TorqTalk

View Original

March Meet 24

Racing with the Rich

March 2024 • By Tony Thacker •  Presented by MicksPaint.com & USAutomotive.co.uk

It’s not every day you get a call from legendary drag racer Rick Guasco inviting you to the annual 63rd March Meet sponsored by Good Vibrations Motorsports. Rich, now 87, has been campaigning his iconic AA/Fuel Altered ‘Pure Hell’ since 1963. The March Meet is actually a little older and was first convened at Famoso Dragstrip (Bakersfield) as the U.S. Fuel & Gas Championships in 1959. You don’t say no to Rich.

The March Meet attracts some 500 racers and despite some inclement weather this year, they put on a fantastic race between showers thanks to the SO-CAL Speed Shop-sponsored track crew who worked tirelessly to keep the track dry and safe. It may not be 1964 when the March Meet attracted more than 100 Top Fuel entries alone but the nitro fields were well represented with 13 Top Fuel dragsters, 23 Funny Cars and 10 AA/Fuel Altereds, of which Rich was one.

 

Rich got his start while at high school. His dad owned a wrecking yard so he had easy access to raw materials and built his first hot rod from yard parts. It went on to win America’s Most Beautiful Roadster Award in 1961 and, he still has the ’29 Roadster on Deuce rails.

The Austin Bantam-bodied Altered came along a few years later. Originally built by Pete Ogden, the short wheelbase roadster featured coil-over shock front suspension, a blown small-block Chevy and legendary Dale Emery at the wheel. The pair were known for their wild, on-the-edge, almost-out-of-control wheel stands and smokey quarter miles. 

Although reliable, the small-block Chevy was eventually switched out for a blown 392 ci Chrysler Hemi built by Larry Huff. At the ’64 Hot Rod Drags Emery earned a National record with a pass at 7.25/208.80. Not fast by today’s standards but darned fast in 1964 in a stubby Fuel Altered.

Rich remembers, “At the last Hot Rod Drags at Riverside we qualified on Friday, packed up and went to Orange County Raceway on Saturday to run a round robin match race between Funny Cars, and returned to Riverside on Sunday to win the event. Those were crazy days.”

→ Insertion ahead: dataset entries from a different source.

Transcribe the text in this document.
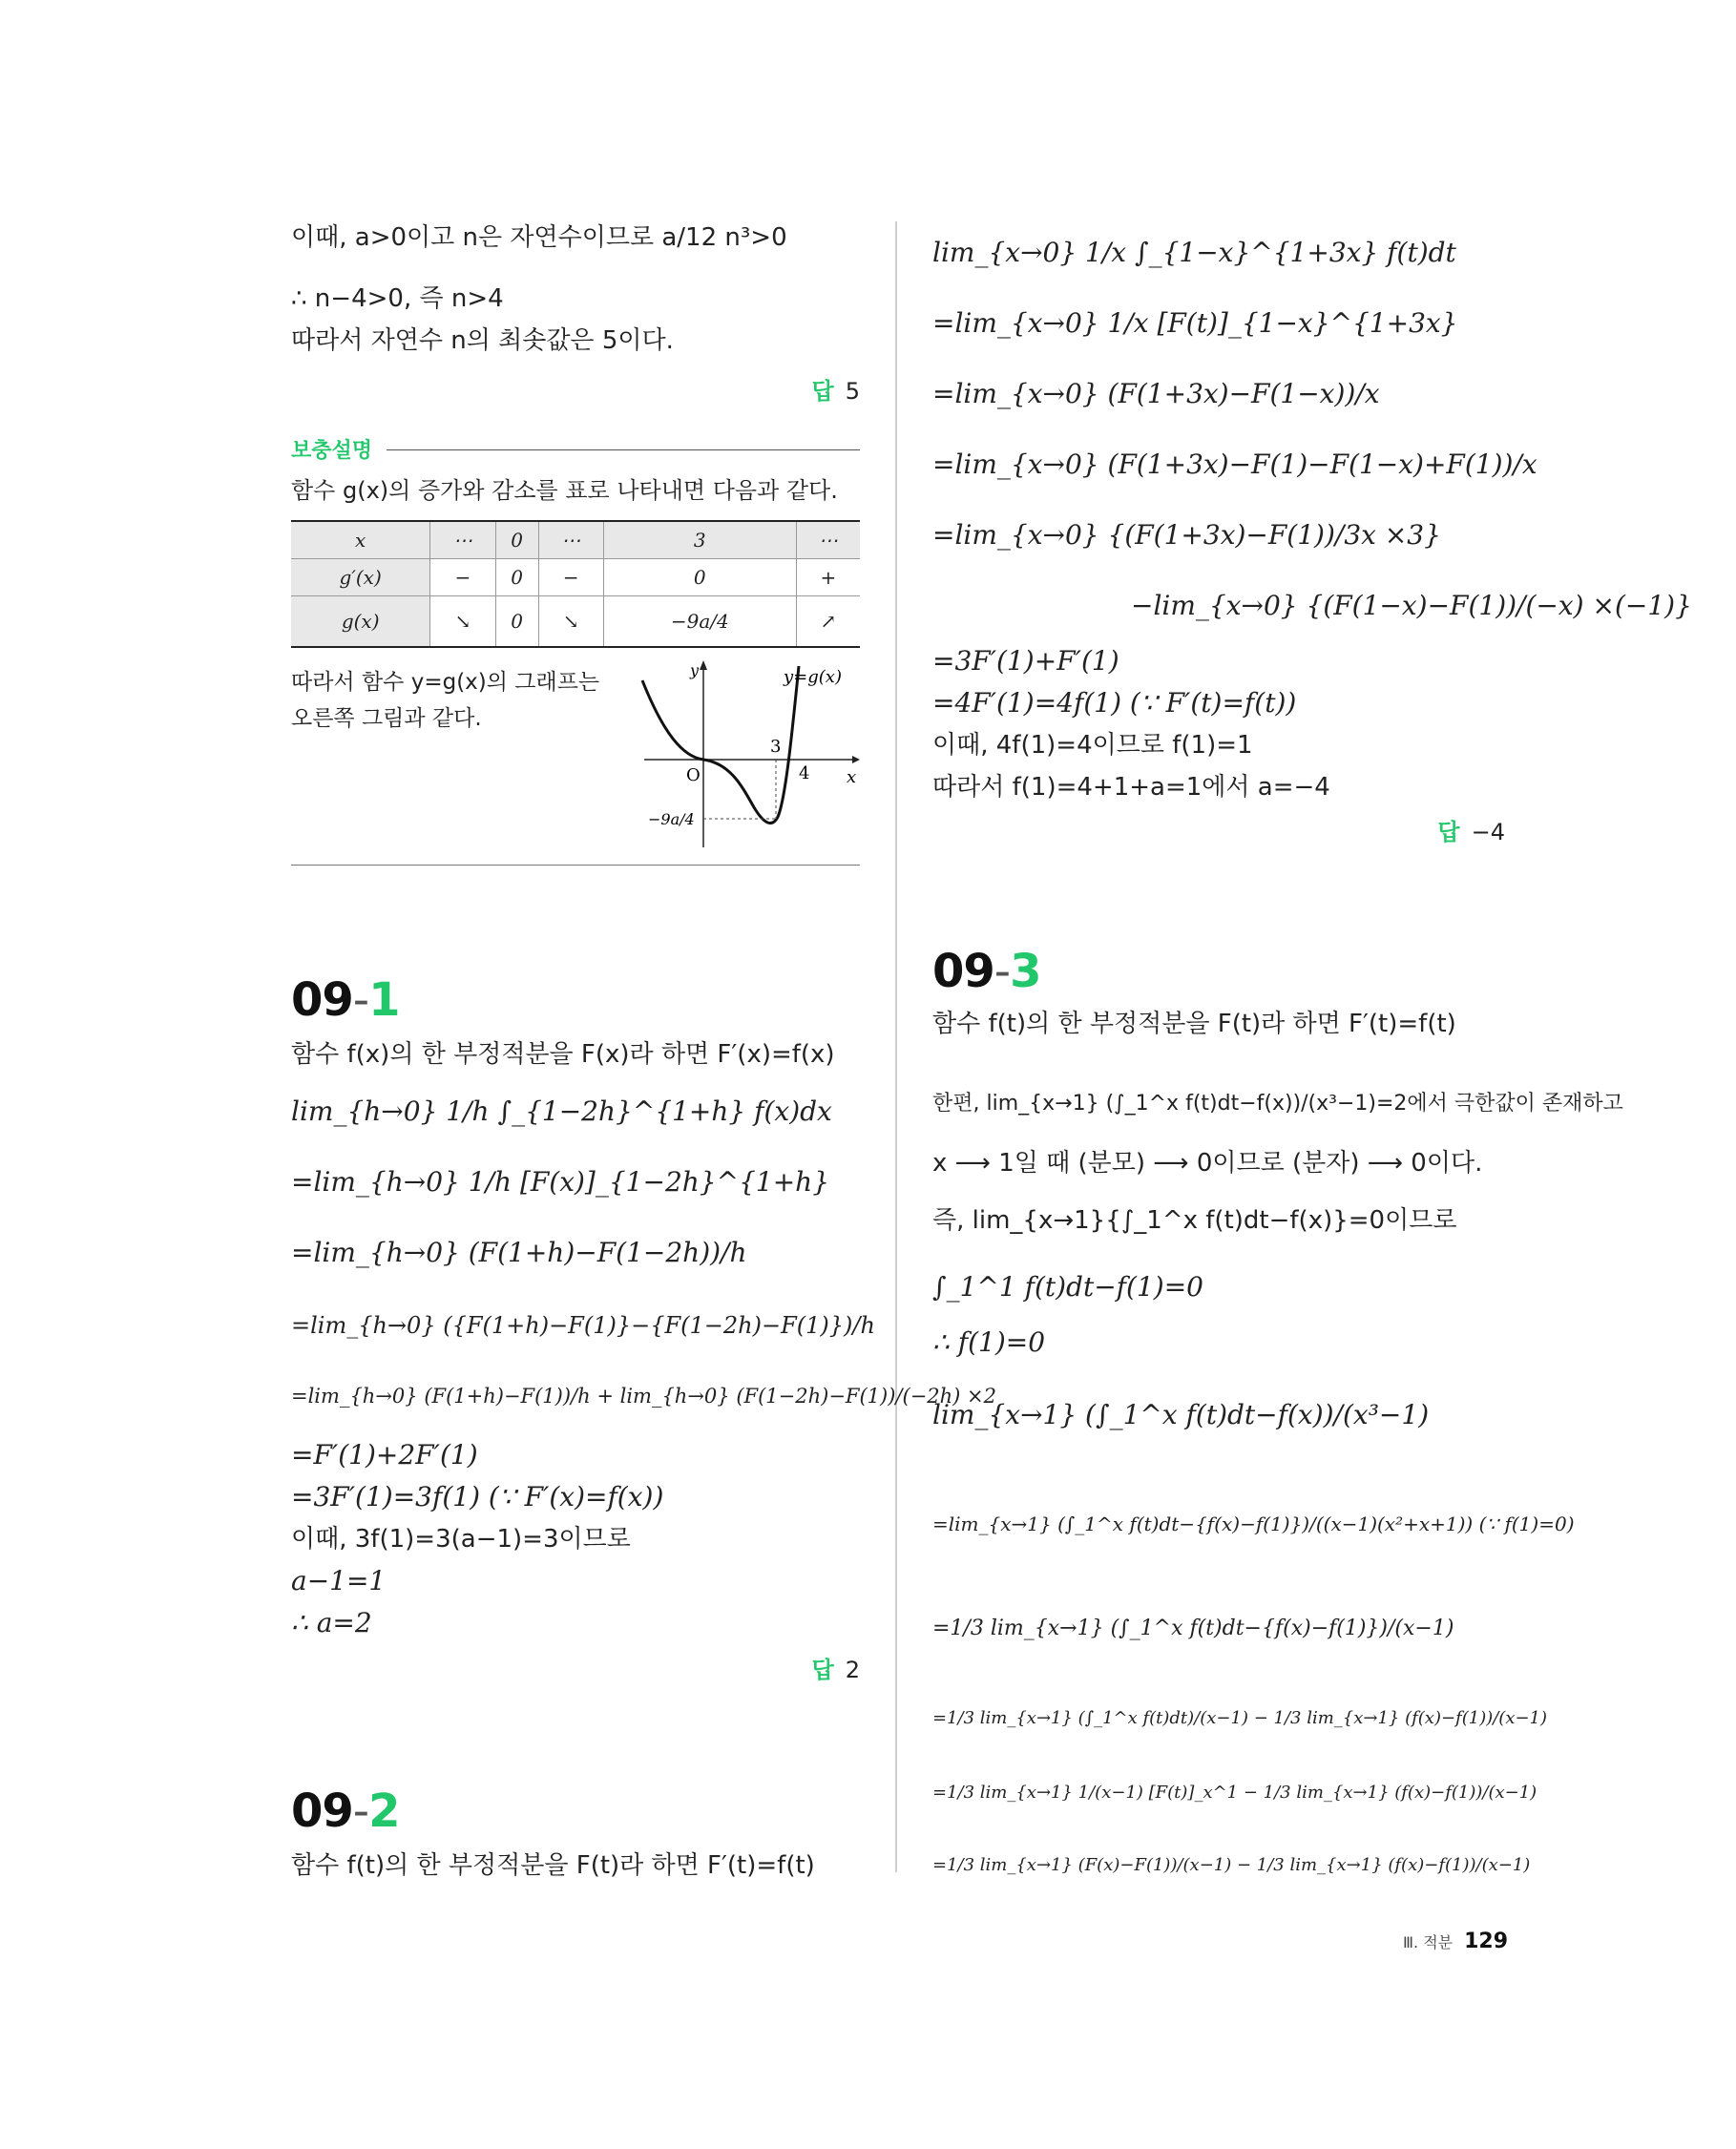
이때, a>0이고 n은 자연수이므로 a/12 n³>0
∴ n−4>0, 즉 n>4
따라서 자연수 n의 최솟값은 5이다.
답 5
보충설명
함수 g(x)의 증가와 감소를 표로 나타내면 다음과 같다.
x	⋯	0	⋯	3	⋯
g′(x)	−	0	−	0	+
g(x)	↘	0	↘	−9a/4	↗
따라서 함수 y=g(x)의 그래프는
오른쪽 그림과 같다.
y
x
y=g(x)
O
3
4
−9a/4
09-1
함수 f(x)의 한 부정적분을 F(x)라 하면 F′(x)=f(x)
lim_{h→0} 1/h ∫_{1−2h}^{1+h} f(x)dx
=lim_{h→0} 1/h [F(x)]_{1−2h}^{1+h}
=lim_{h→0} (F(1+h)−F(1−2h))/h
=lim_{h→0} ({F(1+h)−F(1)}−{F(1−2h)−F(1)})/h
=lim_{h→0} (F(1+h)−F(1))/h + lim_{h→0} (F(1−2h)−F(1))/(−2h) ×2
=F′(1)+2F′(1)
=3F′(1)=3f(1) (∵ F′(x)=f(x))
이때, 3f(1)=3(a−1)=3이므로
a−1=1
∴ a=2
답 2
09-2
함수 f(t)의 한 부정적분을 F(t)라 하면 F′(t)=f(t)
lim_{x→0} 1/x ∫_{1−x}^{1+3x} f(t)dt
=lim_{x→0} 1/x [F(t)]_{1−x}^{1+3x}
=lim_{x→0} (F(1+3x)−F(1−x))/x
=lim_{x→0} (F(1+3x)−F(1)−F(1−x)+F(1))/x
=lim_{x→0} {(F(1+3x)−F(1))/3x ×3}
−lim_{x→0} {(F(1−x)−F(1))/(−x) ×(−1)}
=3F′(1)+F′(1)
=4F′(1)=4f(1) (∵ F′(t)=f(t))
이때, 4f(1)=4이므로 f(1)=1
따라서 f(1)=4+1+a=1에서 a=−4
답 −4
09-3
함수 f(t)의 한 부정적분을 F(t)라 하면 F′(t)=f(t)
한편, lim_{x→1} (∫_1^x f(t)dt−f(x))/(x³−1)=2에서 극한값이 존재하고
x ⟶ 1일 때 (분모) ⟶ 0이므로 (분자) ⟶ 0이다.
즉, lim_{x→1}{∫_1^x f(t)dt−f(x)}=0이므로
∫_1^1 f(t)dt−f(1)=0
∴ f(1)=0
lim_{x→1} (∫_1^x f(t)dt−f(x))/(x³−1)
=lim_{x→1} (∫_1^x f(t)dt−{f(x)−f(1)})/((x−1)(x²+x+1)) (∵ f(1)=0)
=1/3 lim_{x→1} (∫_1^x f(t)dt−{f(x)−f(1)})/(x−1)
=1/3 lim_{x→1} (∫_1^x f(t)dt)/(x−1) − 1/3 lim_{x→1} (f(x)−f(1))/(x−1)
=1/3 lim_{x→1} 1/(x−1) [F(t)]_x^1 − 1/3 lim_{x→1} (f(x)−f(1))/(x−1)
=1/3 lim_{x→1} (F(x)−F(1))/(x−1) − 1/3 lim_{x→1} (f(x)−f(1))/(x−1)
Ⅲ. 적분 129
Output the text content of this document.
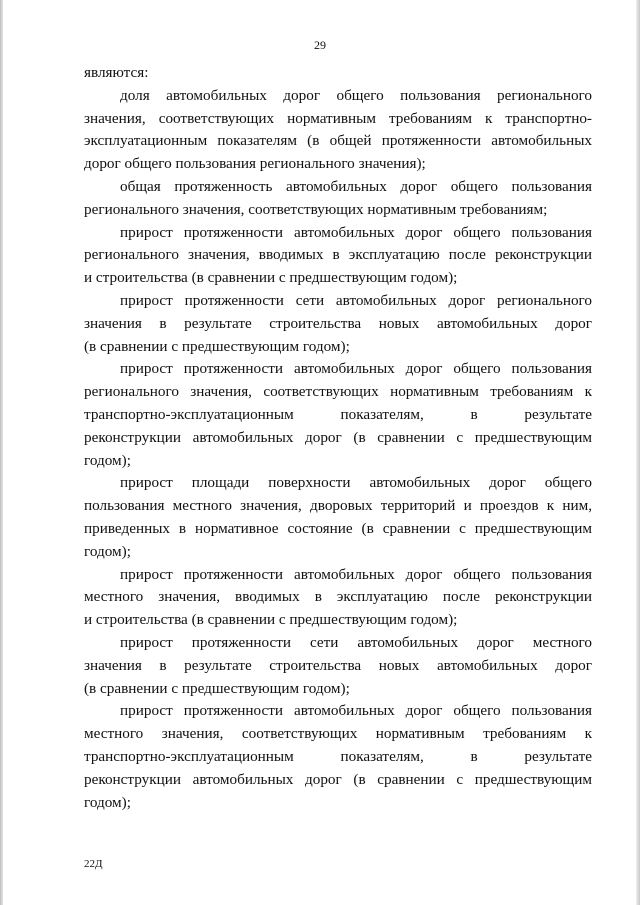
29
являются:
доля автомобильных дорог общего пользования регионального
значения, соответствующих нормативным требованиям к транспортно-
эксплуатационным показателям (в общей протяженности автомобильных
дорог общего пользования регионального значения);
общая протяженность автомобильных дорог общего пользования
регионального значения, соответствующих нормативным требованиям;
прирост протяженности автомобильных дорог общего пользования
регионального значения, вводимых в эксплуатацию после реконструкции
и строительства (в сравнении с предшествующим годом);
прирост протяженности сети автомобильных дорог регионального
значения в результате строительства новых автомобильных дорог
(в сравнении с предшествующим годом);
прирост протяженности автомобильных дорог общего пользования
регионального значения, соответствующих нормативным требованиям к
транспортно-эксплуатационным показателям, в результате
реконструкции автомобильных дорог (в сравнении с предшествующим
годом);
прирост площади поверхности автомобильных дорог общего
пользования местного значения, дворовых территорий и проездов к ним,
приведенных в нормативное состояние (в сравнении с предшествующим
годом);
прирост протяженности автомобильных дорог общего пользования
местного значения, вводимых в эксплуатацию после реконструкции
и строительства (в сравнении с предшествующим годом);
прирост протяженности сети автомобильных дорог местного
значения в результате строительства новых автомобильных дорог
(в сравнении с предшествующим годом);
прирост протяженности автомобильных дорог общего пользования
местного значения, соответствующих нормативным требованиям к
транспортно-эксплуатационным показателям, в результате
реконструкции автомобильных дорог (в сравнении с предшествующим
годом);
22Д
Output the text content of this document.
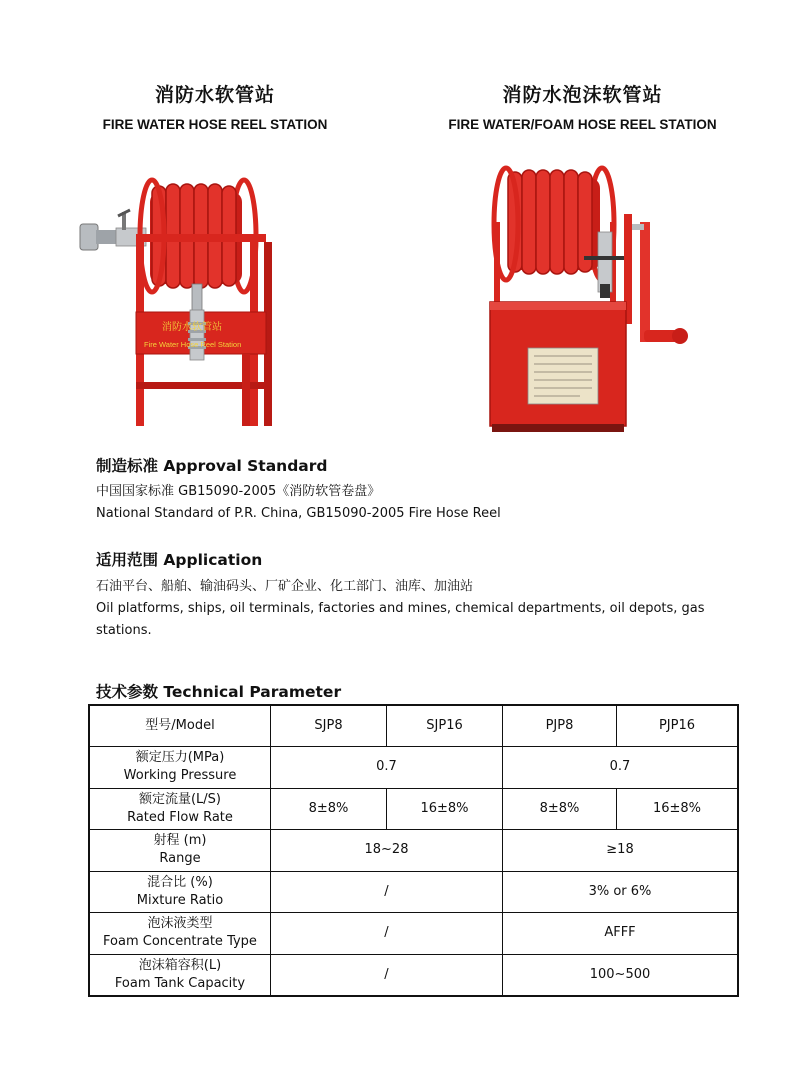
消防水软管站
FIRE WATER HOSE REEL STATION
消防水泡沫软管站
FIRE WATER/FOAM HOSE REEL STATION
消防水软管站
Fire Water Hose Reel Station
制造标准 Approval Standard

中国国家标准 GB15090-2005《消防软管卷盘》

National Standard of P.R. China, GB15090-2005 Fire Hose Reel

适用范围 Application

石油平台、船舶、输油码头、厂矿企业、化工部门、油库、加油站

Oil platforms, ships, oil terminals, factories and mines, chemical departments, oil depots, gas

stations.

技术参数 Technical Parameter
型号/Model	SJP8	SJP16	PJP8	PJP16

额定压力(MPa)
Working Pressure	0.7		0.7	

额定流量(L/S)
Rated Flow Rate	8±8%	16±8%	8±8%	16±8%

射程 (m)
Range	18~28		≥18	

混合比 (%)
Mixture Ratio	/		3% or 6%	

泡沫液类型
Foam Concentrate Type	/		AFFF	

泡沫箱容积(L)
Foam Tank Capacity	/		100~500	
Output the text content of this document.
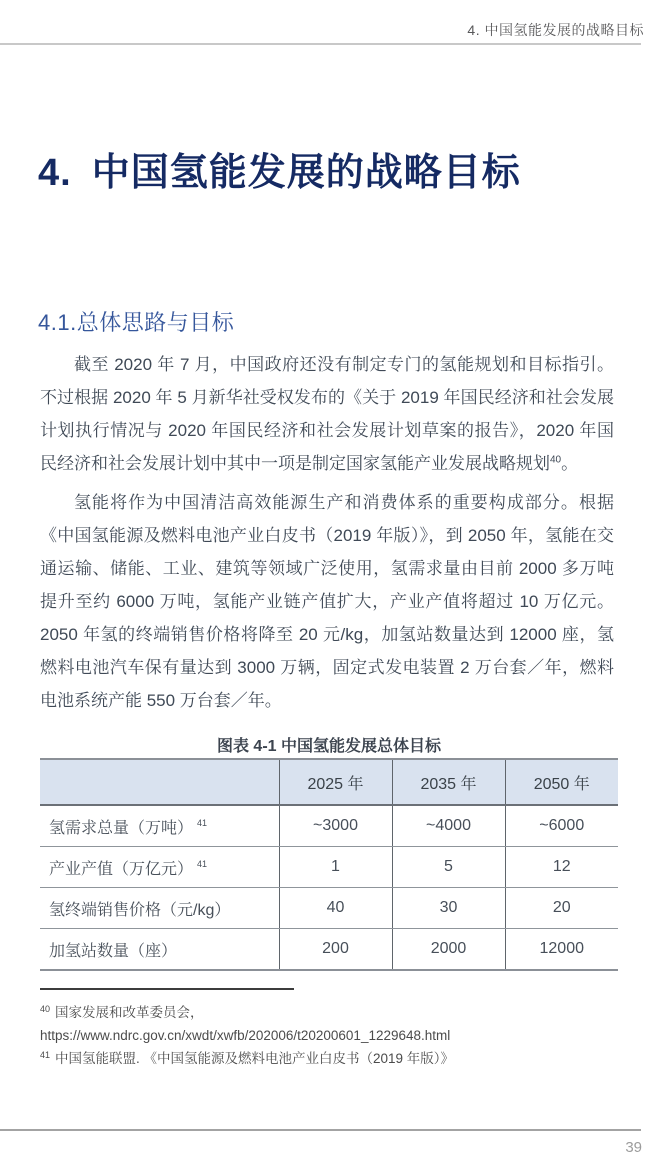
4. 中国氢能发展的战略目标
4. 中国氢能发展的战略目标
4.1.总体思路与目标

截至 2020 年 7 月，中国政府还没有制定专门的氢能规划和目标指引。不过根据 2020 年 5 月新华社受权发布的《关于 2019 年国民经济和社会发展计划执行情况与 2020 年国民经济和社会发展计划草案的报告》，2020 年国民经济和社会发展计划中其中一项是制定国家氢能产业发展战略规划$^{40}$。

氢能将作为中国清洁高效能源生产和消费体系的重要构成部分。根据《中国氢能源及燃料电池产业白皮书（2019 年版）》，到 2050 年，氢能在交通运输、储能、工业、建筑等领域广泛使用，氢需求量由目前 2000 多万吨提升至约 6000 万吨，氢能产业链产值扩大，产业产值将超过 10 万亿元。2050 年氢的终端销售价格将降至 20 元/kg，加氢站数量达到 12000 座，氢燃料电池汽车保有量达到 3000 万辆，固定式发电装置 2 万台套／年，燃料电池系统产能 550 万台套／年。

图表 4-1 中国氢能发展总体目标
	2025 年	2035 年	2050 年
氢需求总量（万吨） $^{41}$	~3000	~4000	~6000
产业产值（万亿元） $^{41}$	1	5	12
氢终端销售价格（元/kg）	40	30	20
加氢站数量（座）	200	2000	12000
$^{40}$ 国家发展和改革委员会，
https://www.ndrc.gov.cn/xwdt/xwfb/202006/t20200601_1229648.html
$^{41}$ 中国氢能联盟. 《中国氢能源及燃料电池产业白皮书（2019 年版）》
39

In 1973, due to rule changes, the NHRA more-or-less banned AA/Fuel Altereds and many of the racers moved onto Funny Cars including Rich. Amazingly, he kept the fiberglass ’72 Plymouth Duster body and the car was recently restored by crew member E.j. Kowalski of Kowalski Customs in Reading, PA.

As races went, we didn’t have the best of weekends. Part of the problem is that Pure Hell, a classic short wheelbase Altered is up against what are called ‘Transformer’ cars that are basically big-winged Funny Cars with longer, 125-inch wheel bases and 500 ci motors mounted low in the frame—they’re just built to go faster.

Driver Brian Hope made a good first pass with a 6.332/209.23 with a 6.000 index putting him in third position. Unfortunately, for the second run Rich had changed the tune up and it was just too much for the conditions and we slipped to fourth. Even more unfortunately in the 1st round of eliminations the fuel shut-off valve shut off and Brian had to click it off early. The win eventually went to Lyle Greenberg of Albuquerque, NM, in his ’23 T roadster.